Reader comment on: CUNY Students' Trip to Cuba 'Propaganda'in response to reader comment: Cubans Fundamental Freedom

Even if I thought this comment was an accurate description of Cuba today, it is non-responsive.
The freedom of Americans to travel should not be conditioned on whether a very small but powerful group of embittered exiles (a minority even in their own community) give permission.

Or should Chinese, Vietnamese, Russians, North Koreans, Burmese, Saudi Arabians, etc. now living in the US be able to stop us from traveling to their homelands? Does Rogelio Perez Leiva think Americans should also be barred from traveling to those countries which do not have legal or political systems like our own or does he agree with the Bush Administration that such a proscription should apply only to Cuba?

What does he think about Cuban Americans? Should they be limited to visiting a narrow definition of family members once every three years as favored by George Bush and Hillary Clinton?

Or does he agree with Barack Obama that there should be no restrictions on their travel and remittances? They are certainly not seeing people the regime wishes and virtually all the money they bring into the country goes to their families.

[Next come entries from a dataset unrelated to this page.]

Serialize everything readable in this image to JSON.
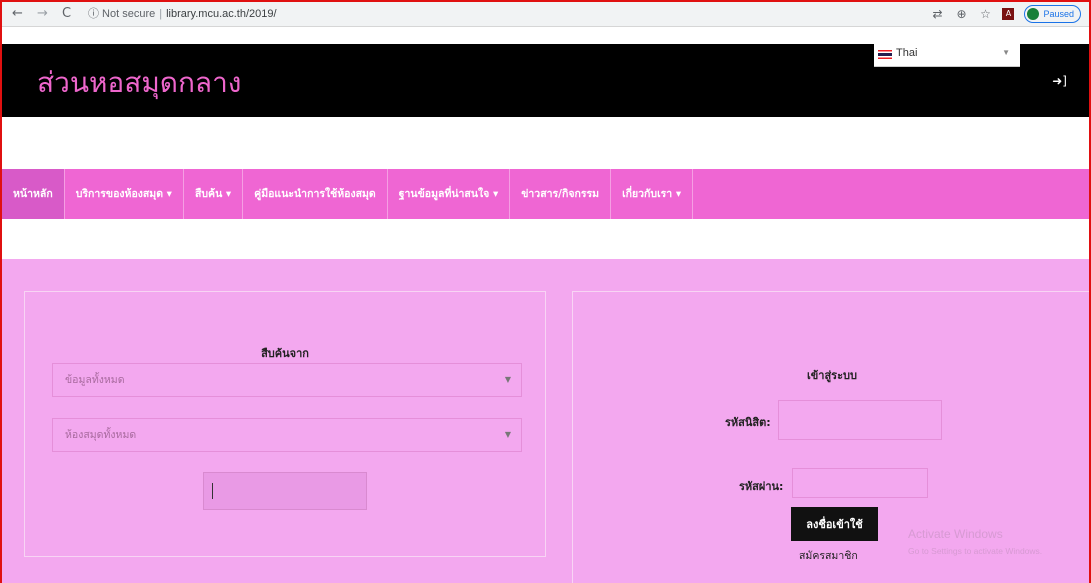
{
  "browser": {
    "back": "←",
    "forward": "→",
    "reload": "C",
    "security": "ⓘ Not secure",
    "url": "library.mcu.ac.th/2019/",
    "profile_status": "Paused"
  },
  "header": {
    "title": "ส่วนหอสมุดกลาง",
    "language": "Thai"
  },
  "menu": {
    "items": [
      "หน้าหลัก",
      "บริการของห้องสมุด ▾",
      "สืบค้น ▾",
      "คู่มือแนะนำการใช้ห้องสมุด",
      "ฐานข้อมูลที่น่าสนใจ ▾",
      "ข่าวสาร/กิจกรรม",
      "เกี่ยวกับเรา ▾"
    ]
  },
  "search": {
    "heading": "สืบค้นจาก",
    "select_data": "ข้อมูลทั้งหมด",
    "select_library": "ห้องสมุดทั้งหมด"
  },
  "login": {
    "heading": "เข้าสู่ระบบ",
    "student_id_label": "รหัสนิสิต:",
    "password_label": "รหัสผ่าน:",
    "submit": "ลงชื่อเข้าใช้",
    "register": "สมัครสมาชิก"
  },
  "watermark": {
    "line1": "Activate Windows",
    "line2": "Go to Settings to activate Windows."
  },
  "colors": {
    "menu_bg": "#ef66d3",
    "content_bg": "#f3a8ef",
    "title": "#ee66cc"
  }
}
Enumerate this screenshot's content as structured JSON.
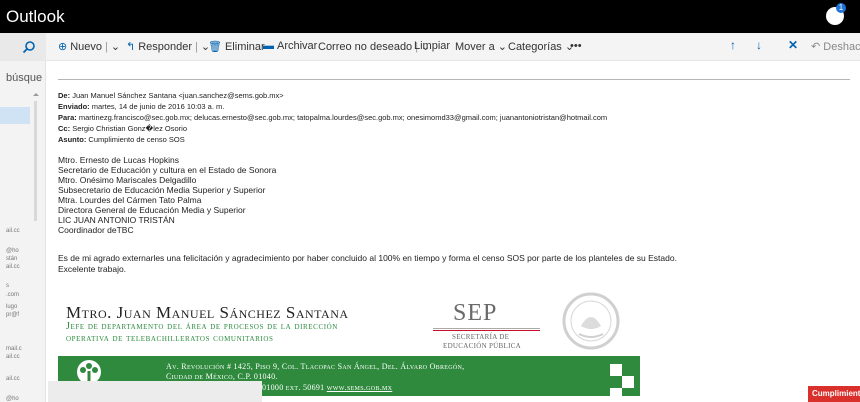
{
  "app": {
    "title": "Outlook",
    "notification_count": "1"
  },
  "left": {
    "search_label": "búsque",
    "fragments": [
      "ail.cc",
      "@ho",
      "stán",
      "ail.cc",
      "s",
      ".com",
      "lugo",
      "pr@f",
      "mail.c",
      "ail.cc",
      "ail.cc",
      "@ho"
    ]
  },
  "toolbar": {
    "nuevo": "Nuevo",
    "responder": "Responder",
    "eliminar": "Eliminar",
    "archivar": "Archivar",
    "correo_no_deseado": "Correo no deseado",
    "limpiar": "Limpiar",
    "mover_a": "Mover a",
    "categorias": "Categorías",
    "more": "•••",
    "deshacer": "Deshacer"
  },
  "email": {
    "de_label": "De:",
    "de_value": "Juan Manuel Sánchez Santana <juan.sanchez@sems.gob.mx>",
    "enviado_label": "Enviado:",
    "enviado_value": "martes, 14 de junio de 2016 10:03 a. m.",
    "para_label": "Para:",
    "para_value": "martinezg.francisco@sec.gob.mx; delucas.ernesto@sec.gob.mx; tatopalma.lourdes@sec.gob.mx; onesimomd33@gmail.com; juanantoniotristan@hotmail.com",
    "cc_label": "Cc:",
    "cc_value": "Sergio Christian Gonz�lez Osorio",
    "asunto_label": "Asunto:",
    "asunto_value": "Cumplimiento de censo SOS",
    "body_lines": [
      "Mtro. Ernesto de Lucas Hopkins",
      "Secretario de Educación y cultura en el Estado de Sonora",
      "Mtro. Onésimo Mariscales Delgadillo",
      "Subsecretario de Educación Media Superior y Superior",
      "Mtra. Lourdes del Cármen Tato Palma",
      "Directora General de Educación Media y Superior",
      "LIC JUAN ANTONIO TRISTÁN",
      "Coordinador deTBC"
    ],
    "paragraph": "Es de mi agrado externarles una felicitación y agradecimiento por haber concluido al 100% en tiempo y forma el censo SOS por parte de los planteles de su Estado.",
    "closing": "Excelente trabajo."
  },
  "signature": {
    "name": "Mtro. Juan Manuel Sánchez Santana",
    "title_line1": "Jefe de departamento del área de procesos de la dirección",
    "title_line2": "operativa de telebachilleratos comunitarios",
    "sep_logo": "SEP",
    "sep_sub1": "SECRETARÍA DE",
    "sep_sub2": "EDUCACIÓN PÚBLICA",
    "address_line1": "Av. Revolución # 1425, Piso 9, Col. Tlacopac San Ángel, Del. Álvaro Obregón,",
    "address_line2": "Ciudad de México, C.P. 01040.",
    "address_line3_prefix": "01000 ext. 50691 ",
    "website": "www.sems.gob.mx",
    "brand_green": "#2f8a3e"
  },
  "badge": {
    "label": "Cumplimiento"
  }
}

In fact other Americans are not limited to contacts with officials. Anyone who visits who does not choose to stay at an isolated resort can tell you Cubans are frank in their criticisms of the regime--and of the embargo and of hostile Cuban Americans who sustain it.

What does he think about Cubans speaking out against the restrictions on staying in resort areas, including in the student challenge to Ricardo Alarcon which can be seen in full on a Cuban web site? Doesn't that suggest Cubans are less repressed than he believes?

This foreigner only policy in resorts is wrong, but in practice it is not very different than the economic discrimination practiced at private resorts elsewhere in the Caribbean. It also does not apply, incidentally, to public beaches near Havana and elsewhere in Cuba where foreigners and Cubans mingle freely.

However this is a situation in which all I can say is ignore what people say, myself included, and go. See for yourself, make up your own mind, and wonder what the real motivation is of those who seek to prevent you from doing so.

The strength of our system is in its openness. Unfortunately those who have been acculturated in a closed system, be it Batista's or Castro's. mistake control for strength.

John McAuliff
http://www.nysun.com/comments/61478

1 Comments:

Blogger Rosalie907 said...

Sombody want to tell Fossella that Fidel hasn't run Cuba since July 2006 and his brother Raul is now in charge having been elected President last month.
How embarrassing that this comment came from my Congressman but what more could we expect from Vito.